(Dhaka, Bangladesh)
“Let’s pause for a second.”
That is possibly the best advice you can give yourself when you are delivering a speech.
Today I got a very good reminder of that.
I was invited to speak for some of the most successful business people in Bangladesh as the guest speaker at an event organised by Standard Chartered Bank.
At the event I had been asked to speak 2 times 1.5 hours.
First session on Business Creativity
Second session on Global mindset and the Developing world.
During the first session I paused and invited the audience into the speech. It worked, and the audience was engaged, inspired and involved. In fact, it worked so well that when it was time for a break I still had a series of stories that I had not had time to deliver (pausing to let the audience into your speech takes “away” time from your speech.)
After the break I decided to try to “make up time” by cramming more content into the allotted time slot. It did not work as well as the first session.
You would think that the audience would get more out of a session that has more content – but it doesn’t work that way.
Adding more words into specific time period doesn’t add value. It just adds stress.
The great Mark Twain said it best:
“The right word may be effective, but no word was ever as effective as a rightly timed pause.”

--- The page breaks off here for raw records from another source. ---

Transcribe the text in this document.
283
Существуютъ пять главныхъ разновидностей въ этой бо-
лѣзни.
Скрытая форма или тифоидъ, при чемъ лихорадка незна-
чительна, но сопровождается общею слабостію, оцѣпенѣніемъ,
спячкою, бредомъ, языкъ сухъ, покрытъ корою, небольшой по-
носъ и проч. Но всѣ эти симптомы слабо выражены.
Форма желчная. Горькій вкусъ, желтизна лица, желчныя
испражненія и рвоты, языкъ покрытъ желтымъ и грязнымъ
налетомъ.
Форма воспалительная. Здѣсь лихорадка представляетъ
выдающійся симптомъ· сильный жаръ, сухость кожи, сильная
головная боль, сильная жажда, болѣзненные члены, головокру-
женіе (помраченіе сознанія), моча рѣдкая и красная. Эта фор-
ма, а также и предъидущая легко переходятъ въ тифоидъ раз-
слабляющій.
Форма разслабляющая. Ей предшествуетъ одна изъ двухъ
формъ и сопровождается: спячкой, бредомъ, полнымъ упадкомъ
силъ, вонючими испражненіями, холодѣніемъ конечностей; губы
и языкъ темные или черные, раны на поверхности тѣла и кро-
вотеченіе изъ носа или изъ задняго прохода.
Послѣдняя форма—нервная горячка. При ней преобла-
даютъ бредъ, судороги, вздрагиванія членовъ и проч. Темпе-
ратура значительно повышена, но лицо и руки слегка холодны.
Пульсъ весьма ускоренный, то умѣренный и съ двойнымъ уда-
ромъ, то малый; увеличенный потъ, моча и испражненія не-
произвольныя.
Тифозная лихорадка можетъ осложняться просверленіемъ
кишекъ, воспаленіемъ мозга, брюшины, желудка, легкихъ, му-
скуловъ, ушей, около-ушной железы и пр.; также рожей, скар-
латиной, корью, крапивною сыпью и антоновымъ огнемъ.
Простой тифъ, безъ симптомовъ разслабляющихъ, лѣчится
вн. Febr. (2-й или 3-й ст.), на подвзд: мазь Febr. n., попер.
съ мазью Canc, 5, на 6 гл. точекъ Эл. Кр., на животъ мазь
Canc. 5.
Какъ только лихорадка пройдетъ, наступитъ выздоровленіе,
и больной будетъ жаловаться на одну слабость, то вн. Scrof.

(See how I created some space in the text to make you pause 😉
Lesson: When you feel that you are loosing the audience it’s sometimes tempting to increase your speaking pace, as if “more words” would work like “more bullets” and blasting the audience with words would somehow make it easier to get your message across.
Instead, pause. Reconnect with the audience. Give them a chance to feel where you are in your line of thought. It is not the speaker with the most words who wins. It’s the speaker who best gets his (or hers) message across.